Para o diretor-presidente do IgesDF, Cleber Monteiro, a campanha evidencia o compromisso do Instituto com quem sustenta diariamente a saúde pública. “Sabemos que a rotina dentro de uma UPA exige preparo técnico, mas também equilíbrio emocional. Criar espaços como este significa reconhecer o valor do colaborador e proteger sua saúde mental, garantindo um atendimento mais humanizado à população. O Janeiro Branco materializa uma política de valorização do trabalhador, baseada no diálogo, na escuta e na aproximação entre gestão e equipes”, destaca.
Colaborador em primeiro lugar
Segundo a chefe do NUVID, Paula Paiva, a adesão crescente dos profissionais demonstra que a saúde mental deixou de ser um tabu dentro da instituição.
“O principal objetivo da ação é conscientizar os colaboradores sobre a importância do autocuidado para o bem-estar pessoal e para a qualidade do atendimento ao público. Vamos percorrer todas as unidades geridas pelo Instituto. Somente nas UPAs, cerca de 800 colaboradores serão diretamente impactados, com foco na redução da ansiedade e no estímulo à presença no momento atual”, afirma.
Na UPA de Brazlândia, a gestão percebe de perto os efeitos da iniciativa. O gerente substituto da unidade, Igor Cavalcante, relata que os profissionais se sentiram valorizados.
“O nosso cotidiano é muito intenso. Somos cerca de 160 colaboradores, além de terceirizados. Nesse cenário, ações como essa promovem acolhimento, conscientização e valorização, contribuindo para um ambiente menos pressionado e para a melhoria direta da qualidade do atendimento à população”, pontua.
Para o gerente da UPA do Núcleo Bandeirante, Neviton Batista, cuidar da saúde mental dos colaboradores não é uma opção, mas uma necessidade. “Pessoas emocionalmente saudáveis trabalham melhor, se relacionam melhor e têm mais qualidade de vida dentro e fora do ambiente de trabalho. Lidamos diariamente com pressão, sobrecarga e responsabilidades que não ficam do lado de fora quando entramos na instituição”, observa.
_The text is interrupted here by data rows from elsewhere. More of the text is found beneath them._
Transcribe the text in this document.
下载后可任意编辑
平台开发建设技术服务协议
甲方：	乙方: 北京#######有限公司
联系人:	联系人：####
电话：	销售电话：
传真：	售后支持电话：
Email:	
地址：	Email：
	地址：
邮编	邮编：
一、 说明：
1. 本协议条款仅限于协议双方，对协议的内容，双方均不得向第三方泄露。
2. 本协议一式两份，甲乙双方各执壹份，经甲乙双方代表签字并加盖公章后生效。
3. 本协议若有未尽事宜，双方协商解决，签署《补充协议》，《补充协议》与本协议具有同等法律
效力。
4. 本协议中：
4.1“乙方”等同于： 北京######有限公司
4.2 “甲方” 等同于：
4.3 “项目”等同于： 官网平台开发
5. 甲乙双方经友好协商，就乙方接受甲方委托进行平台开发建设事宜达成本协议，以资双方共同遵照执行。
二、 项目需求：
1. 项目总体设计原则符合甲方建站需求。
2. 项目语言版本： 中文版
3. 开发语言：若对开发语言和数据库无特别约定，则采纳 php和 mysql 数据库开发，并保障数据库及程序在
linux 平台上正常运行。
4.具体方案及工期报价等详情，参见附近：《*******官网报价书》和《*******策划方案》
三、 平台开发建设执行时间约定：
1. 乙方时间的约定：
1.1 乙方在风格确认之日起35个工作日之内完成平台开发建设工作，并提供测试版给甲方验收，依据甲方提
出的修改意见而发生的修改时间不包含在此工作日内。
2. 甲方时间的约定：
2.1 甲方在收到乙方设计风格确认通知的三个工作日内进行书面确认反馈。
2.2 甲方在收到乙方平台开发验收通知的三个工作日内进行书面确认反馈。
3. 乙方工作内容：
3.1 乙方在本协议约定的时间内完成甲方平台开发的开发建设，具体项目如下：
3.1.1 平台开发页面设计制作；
No dia 15, a ação também foi realizada no PO700, sede administrativa do IgesDF, reunindo colaboradores de diversos núcleos em um momento de diálogo, música e incentivo à busca por apoio e cuidados com a saúde física e mental. Na mesma data, as UPAs de Ceilândia I e II também receberam as equipes do Projeto Acolher.
Proposta continuada
O Projeto Acolher já é reconhecido internamente por atender a uma demanda essencial dos trabalhadores. Entre os serviços ofertados estão atendimentos em psicologia, psiquiatria, acupuntura, nutrição, meditação, Reiki e ginástica laboral, além de ações pontuais como o “Prosa e Melodia”.
A técnica de segurança do trabalho Luzia Tânia, que atua na UPA de Brazlândia, destaca a importância da iniciativa. “Atos como esse promovem a saúde mental dos colaboradores. Aqui criamos um painel com frases motivacionais, incentivando cuidados como a prática de atividades físicas e de lazer para aliviar o estresse da rotina hospitalar. O cuidado com a saúde mental impacta diretamente a qualidade do trabalho e a prevenção de acidentes”, ressalta.
O calendário de ações segue ao longo do mês, incluindo atividades no Centro de Distribuição, no dia 21, e será estendido às unidades administrativas e hospitalares do IgesDF.
Para Paula Paiva, o Janeiro Branco vai além de um marco simbólico. “Para o IgesDF, proteger a saúde mental é parte de uma gestão contínua. Isso preserva talentos, fortalece o espírito de equipe e melhora a qualidade do serviço público de saúde. Em um cenário de demandas crescentes, cuidar de quem cuida é um compromisso institucional”, finaliza.